The award marks DOD's move back into the A-76 arena after its use of the hotly debated program was shut down because of statutory limitations.

For this competition, corps employees teamed with Lockheed Martin Corp. in a public-private partnership, similar to the Energy and Federal Aviation Administration A-76 competitions. This one is different, however, because the government is the prime contractor.

The contract is worth $447 million over six years, and the corps expects to save $1 billion over the same time frame.

There was one private-sector bidder, but the corps declined to say who it was.
Halford said that, until the unsuccessful bidder is debriefed on why its bid lost and decides whether to protest, he cannot comment on the winning team's bid.

The losing bidder has until July 17 to file a protest with the Government Accountability Office'which at press time had not received a complaint.

The corps' employees also must receive their formal debriefing about the decision, which Halford said will come after the protest period.

The competition began in June 2004 and involved work performed by about 1,350 employees and about 550 contractors at corps locations throughout the United States.

The team will serve the corps' civil works, military construction, and R&D missions at more than 50 locations, providing management of infrastructure systems, records and documents; communications; desktop support; service desk; strategic planning; testing and solutions; information security; visual information; and printing and publications, Lockheed officials said.

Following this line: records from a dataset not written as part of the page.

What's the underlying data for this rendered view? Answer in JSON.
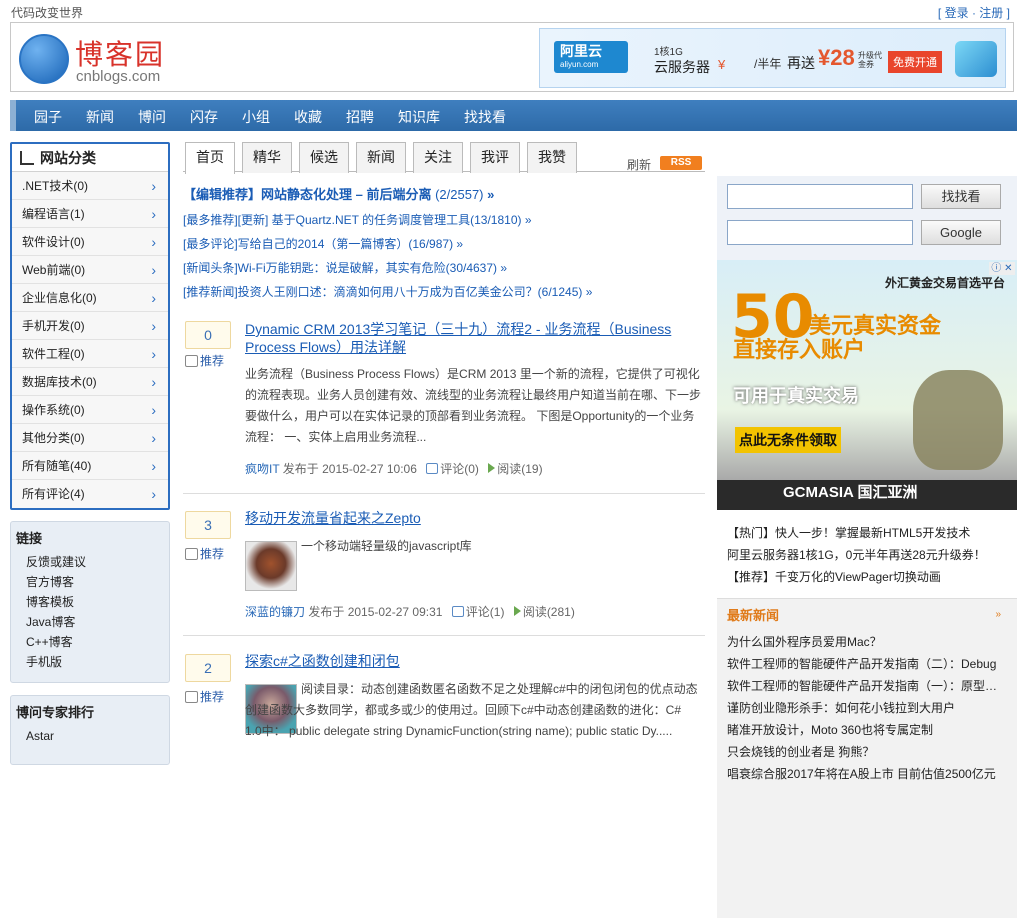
{
  "topbar": {
    "slogan": "代码改变世界",
    "auth_open": "[",
    "login": "登录",
    "dot": "·",
    "register": "注册",
    "auth_close": "]"
  },
  "logo": {
    "brand": "博客园",
    "domain": "cnblogs.com"
  },
  "banner": {
    "vendor": "阿里云",
    "vendor_sub": "aliyun.com",
    "spec": "1核1G",
    "product": "云服务器",
    "yen": "¥",
    "per": "/半年",
    "gift": "再送",
    "amount": "¥28",
    "note": "升级代金券",
    "button": "免费开通"
  },
  "nav": [
    "园子",
    "新闻",
    "博问",
    "闪存",
    "小组",
    "收藏",
    "招聘",
    "知识库",
    "找找看"
  ],
  "categories": {
    "title": "网站分类",
    "items": [
      ".NET技术(0)",
      "编程语言(1)",
      "软件设计(0)",
      "Web前端(0)",
      "企业信息化(0)",
      "手机开发(0)",
      "软件工程(0)",
      "数据库技术(0)",
      "操作系统(0)",
      "其他分类(0)",
      "所有随笔(40)",
      "所有评论(4)"
    ]
  },
  "links": {
    "title": "链接",
    "items": [
      "反馈或建议",
      "官方博客",
      "博客模板",
      "Java博客",
      "C++博客",
      "手机版"
    ]
  },
  "experts": {
    "title": "博问专家排行",
    "items": [
      "Astar"
    ]
  },
  "tabs": {
    "items": [
      "首页",
      "精华",
      "候选",
      "新闻",
      "关注",
      "我评",
      "我赞"
    ],
    "refresh": "刷新",
    "rss": "RSS"
  },
  "editor_pick": {
    "title": "【编辑推荐】网站静态化处理 – 前后端分离",
    "count": "(2/2557)",
    "more": "»"
  },
  "recs": [
    "[最多推荐][更新] 基于Quartz.NET 的任务调度管理工具(13/1810) »",
    "[最多评论]写给自己的2014（第一篇博客）(16/987) »",
    "[新闻头条]Wi-Fi万能钥匙：说是破解，其实有危险(30/4637) »",
    "[推荐新闻]投资人王刚口述：滴滴如何用八十万成为百亿美金公司？(6/1245) »"
  ],
  "posts": [
    {
      "votes": "0",
      "digg": "推荐",
      "title": "Dynamic CRM 2013学习笔记（三十九）流程2 - 业务流程（Business Process Flows）用法详解",
      "summary": "业务流程（Business Process Flows）是CRM 2013 里一个新的流程，它提供了可视化的流程表现。业务人员创建有效、流线型的业务流程让最终用户知道当前在哪、下一步要做什么，用户可以在实体记录的顶部看到业务流程。 下图是Opportunity的一个业务流程： 一、实体上启用业务流程...",
      "author": "疯吻IT",
      "posted": "发布于 2015-02-27 10:06",
      "comments": "评论(0)",
      "reads": "阅读(19)"
    },
    {
      "votes": "3",
      "digg": "推荐",
      "title": "移动开发流量省起来之Zepto",
      "summary": "一个移动端轻量级的javascript库",
      "author": "深蓝的镰刀",
      "posted": "发布于 2015-02-27 09:31",
      "comments": "评论(1)",
      "reads": "阅读(281)"
    },
    {
      "votes": "2",
      "digg": "推荐",
      "title": "探索c#之函数创建和闭包",
      "summary": "阅读目录：动态创建函数匿名函数不足之处理解c#中的闭包闭包的优点动态创建函数大多数同学，都或多或少的使用过。回顾下c#中动态创建函数的进化：C# 1.0中： public delegate string DynamicFunction(string name); public static Dy.....",
      "author": "",
      "posted": "",
      "comments": "",
      "reads": ""
    }
  ],
  "search": {
    "btn1": "找找看",
    "btn2": "Google"
  },
  "ad": {
    "top": "外汇黄金交易首选平台",
    "big": "50",
    "line1": "美元真实资金",
    "line2": "直接存入账户",
    "line3": "可用于真实交易",
    "cta": "点此无条件领取",
    "bottom": "GCMASIA 国汇亚洲",
    "close": "ⓘ ✕"
  },
  "hot": [
    "【热门】快人一步！掌握最新HTML5开发技术",
    "阿里云服务器1核1G，0元半年再送28元升级券！",
    "【推荐】千变万化的ViewPager切换动画"
  ],
  "news": {
    "title": "最新新闻",
    "more": "»",
    "items": [
      "为什么国外程序员爱用Mac？",
      "软件工程师的智能硬件产品开发指南（二）：Debug",
      "软件工程师的智能硬件产品开发指南（一）：原型…",
      "谨防创业隐形杀手：如何花小钱拉到大用户",
      "睹准开放设计，Moto 360也将专属定制",
      "只会烧钱的创业者是 狗熊？",
      "唱衰综合服2017年将在A股上市 目前估值2500亿元"
    ]
  }
}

Halford said the affected employees will have to reapply for positions with the new IT organizations'the Continuous Government Organization or the Most Efficient Organization, which includes Lockheed Martin.

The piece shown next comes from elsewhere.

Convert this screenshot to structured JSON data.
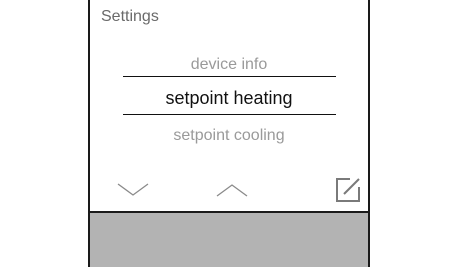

Diana Price, a procurement specialist for the American Federation of Government Employees, said the fact that the employees must reapply for their jobs is unsettling.

'This is a win for Lockheed, not federal employees. Employees lost jobs not because the organization became more efficient, but because they converted them to the private sector under the guise of a public-private partnership,' Price said. 'This is a direct conversion, and they are violating the law by doing a direct conversion.'

Price added that AFGE has not seen the employees' bid and would like to analyze it.

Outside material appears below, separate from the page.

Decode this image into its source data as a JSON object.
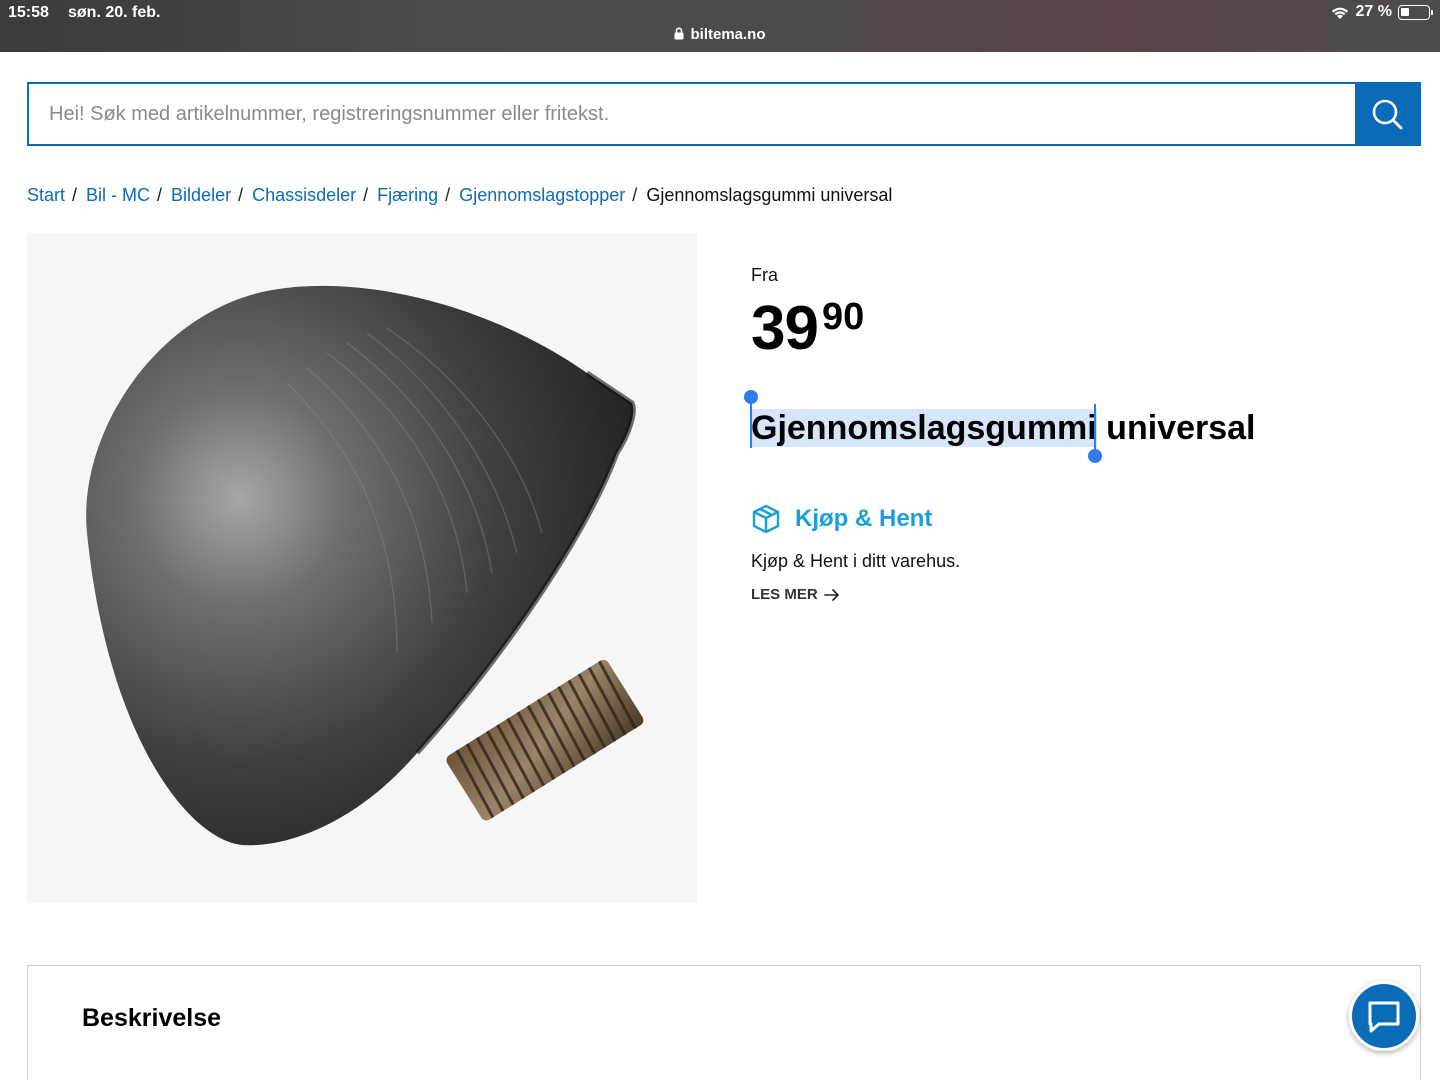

Price said AFGE also is concerned about whether the corps will lay off workers because IT jobs are being taken out of their districts, leaving the employees with no positions to apply for.

Additional benefits

Soloway said private-public partnerships have a lot of benefits, among them that employees have the right of first refusal and priority placement.

'If the reduction comes through a smarter use of technology and greater efficiencies so there is a need for fewer people doing the work, I'm not sure what the union is crying foul over,' Soloway said. 'They are not giving credit to their own folks for trying to be more efficient. This is a positive thing for the government.'

PostNewsweek Tech staff writer Doug Beizer contributed to this article.